Survey: This everyday thing makes 40% of workers uncomfortable in the office

If lights are too dim, lack of light exposure can lead to serious mood changes and contribute to seasonal affective disorder.

In the winter, it can be easy to get down in the office. It’s cold. It’s dark. It may even feel oppressive. There’s a reason for all that.

There is a workplace crisis facing our world today. That crisis can affect your mood and become a heavy burden to carry. And that crisis is office lighting.

According to a recent survey commissioned by the United Kingdom-based company Staples (which does indeed sell office lighting) and conducted by independent research agency Arlington Research, the problem is widespread and affecting employees across Europe. 7,000 office workers from Sweden, the UK, Germany, France, Netherlands, Norway, Spain, Italy, Portugal, and Finland weighed in on the debate, and it turns out office lighting matters to a lot of people.

Thirty-two percent of office workers said that “better lighting would make them happier at work,” according to the survey. Meanwhile, 40% said the lighting in their office was uncomfortable.
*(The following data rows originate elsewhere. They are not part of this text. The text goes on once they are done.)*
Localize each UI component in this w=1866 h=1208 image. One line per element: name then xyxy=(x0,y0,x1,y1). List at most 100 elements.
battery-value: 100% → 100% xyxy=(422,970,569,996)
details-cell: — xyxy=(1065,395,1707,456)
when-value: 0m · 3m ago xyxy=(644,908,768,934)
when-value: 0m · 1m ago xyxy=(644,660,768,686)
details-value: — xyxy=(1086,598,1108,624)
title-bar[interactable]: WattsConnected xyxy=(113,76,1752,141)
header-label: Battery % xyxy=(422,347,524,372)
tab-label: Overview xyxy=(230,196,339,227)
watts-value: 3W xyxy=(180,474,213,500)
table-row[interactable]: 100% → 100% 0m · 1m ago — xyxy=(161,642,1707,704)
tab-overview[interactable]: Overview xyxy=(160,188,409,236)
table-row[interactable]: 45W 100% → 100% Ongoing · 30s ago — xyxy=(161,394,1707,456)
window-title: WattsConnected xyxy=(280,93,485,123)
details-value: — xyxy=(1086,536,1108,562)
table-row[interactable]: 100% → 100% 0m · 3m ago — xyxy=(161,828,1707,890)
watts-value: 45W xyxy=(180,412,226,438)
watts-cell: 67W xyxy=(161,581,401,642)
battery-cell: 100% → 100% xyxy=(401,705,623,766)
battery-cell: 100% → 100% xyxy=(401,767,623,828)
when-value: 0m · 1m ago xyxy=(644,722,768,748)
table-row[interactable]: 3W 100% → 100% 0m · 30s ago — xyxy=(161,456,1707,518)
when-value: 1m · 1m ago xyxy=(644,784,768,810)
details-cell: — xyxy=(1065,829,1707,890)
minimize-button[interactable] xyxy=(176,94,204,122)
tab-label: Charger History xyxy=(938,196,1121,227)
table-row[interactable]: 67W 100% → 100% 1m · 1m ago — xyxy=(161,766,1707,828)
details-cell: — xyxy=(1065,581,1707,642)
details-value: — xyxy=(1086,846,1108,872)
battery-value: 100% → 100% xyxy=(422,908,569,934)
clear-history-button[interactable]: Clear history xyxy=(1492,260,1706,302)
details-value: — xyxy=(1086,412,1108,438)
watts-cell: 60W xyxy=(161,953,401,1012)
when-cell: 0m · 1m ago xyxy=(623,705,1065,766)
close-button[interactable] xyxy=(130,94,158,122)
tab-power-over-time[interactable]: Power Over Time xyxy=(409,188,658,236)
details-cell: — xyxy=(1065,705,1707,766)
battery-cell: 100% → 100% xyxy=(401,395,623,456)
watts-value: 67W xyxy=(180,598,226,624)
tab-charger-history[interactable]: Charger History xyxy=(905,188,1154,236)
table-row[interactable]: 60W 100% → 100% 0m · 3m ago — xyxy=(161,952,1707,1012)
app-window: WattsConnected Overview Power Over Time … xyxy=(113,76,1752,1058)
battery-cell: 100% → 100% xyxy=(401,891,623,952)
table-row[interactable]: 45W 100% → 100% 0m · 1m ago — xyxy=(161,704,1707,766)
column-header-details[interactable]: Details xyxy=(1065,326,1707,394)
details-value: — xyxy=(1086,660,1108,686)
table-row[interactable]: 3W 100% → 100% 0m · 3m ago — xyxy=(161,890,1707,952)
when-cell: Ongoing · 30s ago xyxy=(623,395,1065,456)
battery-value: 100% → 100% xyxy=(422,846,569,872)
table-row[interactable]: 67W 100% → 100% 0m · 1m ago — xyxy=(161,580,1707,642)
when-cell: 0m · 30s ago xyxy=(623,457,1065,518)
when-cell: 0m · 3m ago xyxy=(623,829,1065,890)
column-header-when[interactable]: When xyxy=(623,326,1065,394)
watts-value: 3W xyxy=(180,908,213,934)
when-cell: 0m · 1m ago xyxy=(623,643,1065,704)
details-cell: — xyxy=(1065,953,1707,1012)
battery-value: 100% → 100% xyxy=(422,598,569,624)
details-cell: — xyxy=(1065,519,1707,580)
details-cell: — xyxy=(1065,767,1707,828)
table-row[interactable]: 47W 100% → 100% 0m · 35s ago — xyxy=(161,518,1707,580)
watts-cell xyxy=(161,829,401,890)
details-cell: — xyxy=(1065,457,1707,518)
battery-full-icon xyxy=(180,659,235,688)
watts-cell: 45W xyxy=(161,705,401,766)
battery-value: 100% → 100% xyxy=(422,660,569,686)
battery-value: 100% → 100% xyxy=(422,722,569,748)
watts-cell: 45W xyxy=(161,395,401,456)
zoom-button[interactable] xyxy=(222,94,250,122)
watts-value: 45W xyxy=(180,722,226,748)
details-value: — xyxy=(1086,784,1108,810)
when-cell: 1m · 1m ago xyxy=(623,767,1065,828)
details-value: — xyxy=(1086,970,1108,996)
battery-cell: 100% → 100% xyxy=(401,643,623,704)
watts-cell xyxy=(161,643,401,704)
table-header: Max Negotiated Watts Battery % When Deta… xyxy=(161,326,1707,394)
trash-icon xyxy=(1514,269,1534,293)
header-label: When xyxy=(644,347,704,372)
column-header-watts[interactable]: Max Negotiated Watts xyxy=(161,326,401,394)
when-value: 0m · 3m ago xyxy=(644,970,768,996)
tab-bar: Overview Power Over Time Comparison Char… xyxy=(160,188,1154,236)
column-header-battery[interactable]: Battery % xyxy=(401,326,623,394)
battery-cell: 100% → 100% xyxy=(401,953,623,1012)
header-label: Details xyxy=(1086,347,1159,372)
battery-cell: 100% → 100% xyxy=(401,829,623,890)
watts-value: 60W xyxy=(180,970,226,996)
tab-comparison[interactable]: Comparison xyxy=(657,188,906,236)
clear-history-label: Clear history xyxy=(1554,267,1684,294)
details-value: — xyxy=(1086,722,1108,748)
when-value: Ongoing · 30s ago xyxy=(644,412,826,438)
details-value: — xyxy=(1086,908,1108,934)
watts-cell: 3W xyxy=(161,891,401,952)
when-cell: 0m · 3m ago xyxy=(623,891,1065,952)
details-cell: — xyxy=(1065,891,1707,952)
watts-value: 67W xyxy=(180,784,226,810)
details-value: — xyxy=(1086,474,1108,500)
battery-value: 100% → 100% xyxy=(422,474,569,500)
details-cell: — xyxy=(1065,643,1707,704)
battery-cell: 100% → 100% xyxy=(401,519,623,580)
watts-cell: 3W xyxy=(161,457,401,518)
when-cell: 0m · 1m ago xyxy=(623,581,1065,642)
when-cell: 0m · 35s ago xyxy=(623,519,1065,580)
And 80% of UK office workers said their office’s lighting was important to them.

Why do people care?

Lighting can have a lot of different effects; fluorescent lights can even be a reason some employees suffer from migraines at work. But one distinctive problem emerges in the winter. If lights are too dim, lack of light exposure can lead to serious mood changes and contribute to seasonal affective disorder.

What to do?

Never fear! Staples not only cites a lack of good lighting as a “harsh reality” in too many offices; it also offers “a way forward.”

“For employers that want to make a difference, solutions such as seasonal affective disorder (SAD) lamps are proven to help workers that might otherwise suffer from light deprivation at darker times of the year. Research has also shown that in the morning, a cold-tone light with high illuminance values is best for productivity. Biodynamic lighting will then allow this to transition to reduced brightness and set a relaxing warm-tone light in the afternoon/evening,” the company’s December 2018 report suggests.

When 40% of office workers are frustrated by having to deal with poor lighting, there’s a convincing argument for doing something to fix the problem. And perhaps good lighting is what will make employees happier and more comfortable at work. Only time will tell.